O princípio da intersetorialidade e sua aplicação por meio gestão pública foi e
continua sendo condicionada pelos diferentes modelos que foram sendo desenhados e
impostos à sociedade na história do Brasil. Com base nas principais literaturas podemos
identificar quatro principais modelos de gestão das políticas públicas, por meio da
administração pública, existentes no Brasil sendo os modelos patrimonialista, burocrático,
gerencialista e societal (social). O patrimonialismo segundo Rocha (1997, p. 231) pode ser
definido como segue:
O patrimonialismo na gestão da coisa pública; o personalismo na Administração Pública; o mandonismo na prática dos governos; o familiarismo no provimento dos cargos que teriam que ser públicos (e o são na nomenclatura legal), mas que são particularmente, fraternal ou amistosamente, guardados; todos os fatores, enfim, que tornam a res que deveria ser pública, tão pouco do povo substancialmente, impessoalmente, respeitosamente tratado, ainda estão presentes na prática administrativa brasileira.
O patrimonialismo foi muito criticado e a partir da crise mundial de 1929
provocando o fortalecimento dos ideais burocráticos no Brasil, sobretudo a partir das
décadas de ‘40 e ‘50 conforme argumenta Sarah: (2011, p. 823) :
A reforma administrativa do Estado Novo teve como propósito instaurar no país um serviço público nos moldes da burocracia weberiana, com base nos princípios do mérito e da impessoalidade, que viesse se contrapor às características patrimonialistas até então prevalecentes na administração pública. Esta administração moderna era parte de um projeto mais abrangente para o país — um projeto nacional e desenvolvimentista — no qual o Estado assumia um papel central, o de promotor do desenvolvimento e de instaurador da ordem moderna.

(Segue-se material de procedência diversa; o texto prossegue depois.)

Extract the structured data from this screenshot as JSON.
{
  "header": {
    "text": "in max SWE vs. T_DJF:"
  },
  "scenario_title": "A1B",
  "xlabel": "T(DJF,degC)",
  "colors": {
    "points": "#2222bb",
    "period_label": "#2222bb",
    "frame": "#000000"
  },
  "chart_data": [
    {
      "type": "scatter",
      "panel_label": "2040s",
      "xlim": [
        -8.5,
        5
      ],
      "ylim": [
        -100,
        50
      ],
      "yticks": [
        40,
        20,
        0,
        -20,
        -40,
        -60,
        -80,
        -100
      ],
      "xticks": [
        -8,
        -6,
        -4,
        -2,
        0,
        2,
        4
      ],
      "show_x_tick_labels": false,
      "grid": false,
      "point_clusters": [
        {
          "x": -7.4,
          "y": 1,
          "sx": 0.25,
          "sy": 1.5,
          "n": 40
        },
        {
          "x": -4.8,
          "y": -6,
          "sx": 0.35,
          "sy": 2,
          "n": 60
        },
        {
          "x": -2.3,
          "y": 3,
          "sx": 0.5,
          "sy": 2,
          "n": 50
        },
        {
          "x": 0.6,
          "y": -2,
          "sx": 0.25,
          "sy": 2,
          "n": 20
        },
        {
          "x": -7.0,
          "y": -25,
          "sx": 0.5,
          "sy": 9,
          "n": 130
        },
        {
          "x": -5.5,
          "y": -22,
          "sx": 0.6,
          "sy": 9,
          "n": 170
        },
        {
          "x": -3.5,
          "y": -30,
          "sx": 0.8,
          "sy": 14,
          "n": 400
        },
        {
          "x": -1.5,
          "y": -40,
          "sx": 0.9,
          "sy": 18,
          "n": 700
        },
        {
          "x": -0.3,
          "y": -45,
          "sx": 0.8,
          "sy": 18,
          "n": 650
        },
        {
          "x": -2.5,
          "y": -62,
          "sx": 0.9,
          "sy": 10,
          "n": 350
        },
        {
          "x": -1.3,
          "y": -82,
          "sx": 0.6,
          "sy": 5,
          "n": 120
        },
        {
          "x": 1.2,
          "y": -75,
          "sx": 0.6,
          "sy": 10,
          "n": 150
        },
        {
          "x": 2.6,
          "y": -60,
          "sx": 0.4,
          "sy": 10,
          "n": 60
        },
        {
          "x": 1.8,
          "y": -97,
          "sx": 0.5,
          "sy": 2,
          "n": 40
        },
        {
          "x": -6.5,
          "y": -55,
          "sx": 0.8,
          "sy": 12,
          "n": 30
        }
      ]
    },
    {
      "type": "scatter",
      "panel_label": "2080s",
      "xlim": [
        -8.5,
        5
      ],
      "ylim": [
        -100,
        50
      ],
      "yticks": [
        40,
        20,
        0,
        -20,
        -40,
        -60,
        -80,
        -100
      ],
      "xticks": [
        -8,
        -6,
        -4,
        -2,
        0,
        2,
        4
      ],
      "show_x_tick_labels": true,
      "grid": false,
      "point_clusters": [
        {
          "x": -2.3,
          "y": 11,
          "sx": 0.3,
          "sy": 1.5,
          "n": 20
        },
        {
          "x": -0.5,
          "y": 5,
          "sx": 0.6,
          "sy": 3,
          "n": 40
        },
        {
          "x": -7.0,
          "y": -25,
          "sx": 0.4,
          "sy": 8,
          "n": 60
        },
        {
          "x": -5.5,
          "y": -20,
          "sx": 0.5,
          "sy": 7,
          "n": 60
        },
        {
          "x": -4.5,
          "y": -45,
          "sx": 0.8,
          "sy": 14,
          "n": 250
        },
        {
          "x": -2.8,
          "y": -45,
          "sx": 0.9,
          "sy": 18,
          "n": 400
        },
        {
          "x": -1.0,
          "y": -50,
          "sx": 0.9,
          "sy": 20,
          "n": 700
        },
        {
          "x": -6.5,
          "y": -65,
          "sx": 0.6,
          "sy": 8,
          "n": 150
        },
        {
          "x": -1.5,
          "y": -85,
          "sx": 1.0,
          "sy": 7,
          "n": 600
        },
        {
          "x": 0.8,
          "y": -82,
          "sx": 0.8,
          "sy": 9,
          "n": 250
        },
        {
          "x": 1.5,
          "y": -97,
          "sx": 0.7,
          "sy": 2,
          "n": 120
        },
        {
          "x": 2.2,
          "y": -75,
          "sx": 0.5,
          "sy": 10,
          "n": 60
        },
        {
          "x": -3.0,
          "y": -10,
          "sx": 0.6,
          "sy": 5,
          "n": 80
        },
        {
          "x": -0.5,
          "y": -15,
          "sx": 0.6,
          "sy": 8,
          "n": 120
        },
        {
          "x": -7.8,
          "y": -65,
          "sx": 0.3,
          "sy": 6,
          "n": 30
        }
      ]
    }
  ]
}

Se de um lado as lutas sociais que ocorrem no contexto global nas
décadas ’60 e ’70 tem reflexos no Brasil durante a ditadura impulsionando a
Constituição Federal de 1988 do outro lado a crise do Estado provoca um novo olhar
acerca da administração pública colocando em cheque o Estado de Bem Estar
Social. No Brasil observa-se o início das grandes reformas da administração
pública com a introdução do modelo gerencialista neoliberal como descreve Neto
(2010, p.140):
Surge, então, uma nova cultura gerencial que apregoa um modelo pós-fordista de trabalho e produção, e que defende o enxugamento das empresas, o crescimento das pequenas unidades produtivas, formatação de contratos flexíveis de trabalho. Surgem, paralelamente, as chamadas panaceias apregoadas pelos “gurus” da administração e que se apresentam como solução para os problemas de produção, sem maior comprometimento com os aspectos metodológicos e teóricos, como a reengenharia e a qualidade total. A nova cultura gerencial no setor público se apoiava a partir de 1987, em grande parte, no discurso de Young de defesa do empreendedorismo como um aspecto desejável e natural da personalidade humana e da ideia de que o empreendedorismo comunitário poderia substituir as provisões sociais do welfare state por iniciativas não lucrativas e de livre mercado.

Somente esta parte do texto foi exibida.